Vlad’s stoic resolve seem to project an aura of confidence, but never arrogance. Harms writes him as the only man to rely upon to escape the bloody mess and his old school, low-tech existence doesn’t jar at all with the gung-ho military boys. His inclusion is more than a gimmick, but as he’s connected so deeply to the menace attacking his new home, he’s essentially the subtle driving force behind this series. Vlad appears very little, considering it’s his name on the cover, yet when he does appear it’s always at just the right moment.

Read the rest here and see a few pages of the art here.

Perty Pics For You

For your ocular pleasure, below are a few of this week’s new release covers from Marvel, as well as the variant cover for Image’s Olympus #2 out late next month, which is by new Batman and Robin artist, Frank Quitely.





James Jean Art Book Preview

PR3 CoverFrom AdHouse books (purveyors of fine looking arty books) comes another impressive product. Arriving in July is The Hallowed Seam PR Vol. 3. If you’ve seen James Jean’s delicious Fables covers for DC/Vertigo or his other PR (Process Recess) books, then you’ll drool over this. 284 pages of sketches, experimental paintings and more. I’m a sucker for these kind of journal/sketchpad/creative process books.

See a few pages below and you may understand why. Perhaps it’s my fascination with the creative process or my fond memories of art school. Either way, I like the look of it. There’s also a limited edition (of 200) available, with more details to come.














The Art of Top Cow Book

Art of Top Cow HCWho doesn’t like pretty coffee table books adorned with prettier art?
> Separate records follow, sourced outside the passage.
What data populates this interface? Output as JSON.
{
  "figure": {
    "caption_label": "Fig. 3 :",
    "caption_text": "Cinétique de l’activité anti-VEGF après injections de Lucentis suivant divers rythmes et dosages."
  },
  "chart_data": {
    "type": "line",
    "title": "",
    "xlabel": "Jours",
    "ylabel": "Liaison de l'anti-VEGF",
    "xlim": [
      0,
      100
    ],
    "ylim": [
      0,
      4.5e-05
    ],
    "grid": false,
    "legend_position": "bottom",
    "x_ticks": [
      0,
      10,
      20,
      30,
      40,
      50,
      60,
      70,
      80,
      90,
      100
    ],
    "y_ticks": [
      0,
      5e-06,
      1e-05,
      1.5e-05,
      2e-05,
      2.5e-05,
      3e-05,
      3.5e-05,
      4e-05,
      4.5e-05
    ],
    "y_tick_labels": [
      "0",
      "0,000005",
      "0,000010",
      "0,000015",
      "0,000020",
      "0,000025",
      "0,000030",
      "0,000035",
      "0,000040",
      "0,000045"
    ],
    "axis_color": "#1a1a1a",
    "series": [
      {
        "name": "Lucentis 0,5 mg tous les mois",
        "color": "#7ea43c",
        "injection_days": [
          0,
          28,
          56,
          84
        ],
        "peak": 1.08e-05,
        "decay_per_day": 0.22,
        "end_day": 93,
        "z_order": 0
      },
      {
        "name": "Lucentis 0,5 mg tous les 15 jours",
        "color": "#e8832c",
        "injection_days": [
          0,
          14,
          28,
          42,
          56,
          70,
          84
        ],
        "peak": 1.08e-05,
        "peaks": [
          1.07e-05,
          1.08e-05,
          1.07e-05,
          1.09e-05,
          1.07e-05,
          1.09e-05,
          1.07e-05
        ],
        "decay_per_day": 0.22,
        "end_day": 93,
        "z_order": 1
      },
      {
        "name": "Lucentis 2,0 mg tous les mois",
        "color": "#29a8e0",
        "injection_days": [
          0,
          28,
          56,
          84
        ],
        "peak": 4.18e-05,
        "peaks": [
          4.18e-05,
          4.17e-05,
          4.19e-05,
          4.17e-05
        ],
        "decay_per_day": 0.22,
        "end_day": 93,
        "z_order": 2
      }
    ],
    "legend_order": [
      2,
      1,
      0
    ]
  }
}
That’s a rhetorical question. Top Cow have released a few of these books already focused on certain characters, but come July 29 they’re unleashing a 320 whopper of a Hard Cover with even more art. Press release below.

Top Cow Productions, Inc. proudly announced today that they will release The Art of Top Cow, a 320 page hard cover coffee table book. Scheduled to be released in July 2009, The Art of Top Cow celebrates the artwork of Top Cow CEO and founder Marc Silvestri as well as alumni of the famous Top Cow Artist “Pit.” This definitive art collection chronicles the visual impact that Marc Silvestri’s artwork and his personal training of the in-house artists of Top Cow had on the face of comic art.
    The Art of Top Cow reproduces the best artwork from 16 years of Top Cow’s publishing legacy, featuring fan-favorite properties such as The Darkness, Witchblade, and Cyberforce. Famous alumni of the Top Cow “Pit” included in The Art of Top Cow are artists Michael Turner, Dave Finch, Joe Benitez, Eric Basaldua, Dale Keown, Stjepan Sejic, and many, many more. 
    Never-before-seen photographs and behind-the-scenes stories compliment the artwork in The Art of Top Cow, illustrating the rise of Top Cow’s place in the comic market.

“Marc Silvestri is one of the greats among comic artists and this volume will showcase that, but the true impact Marc has had on the comic industry is in the legacy of artists he has trained,” commented Filip Sablik, Top Cow Publisher, “You only need to look at top projects in the industry to see alumni like Finch, Benitez, Turner, Tan, Manapul, Choi, and many, many more.”

The Art of Top Cow hard cover is presented in an oversized 10” x 12” hard cover with a two-sided dust jacket that folds out into a unique poster and features a new cover collaboration between Silvestri and long time colorist & painter Steve Firchow.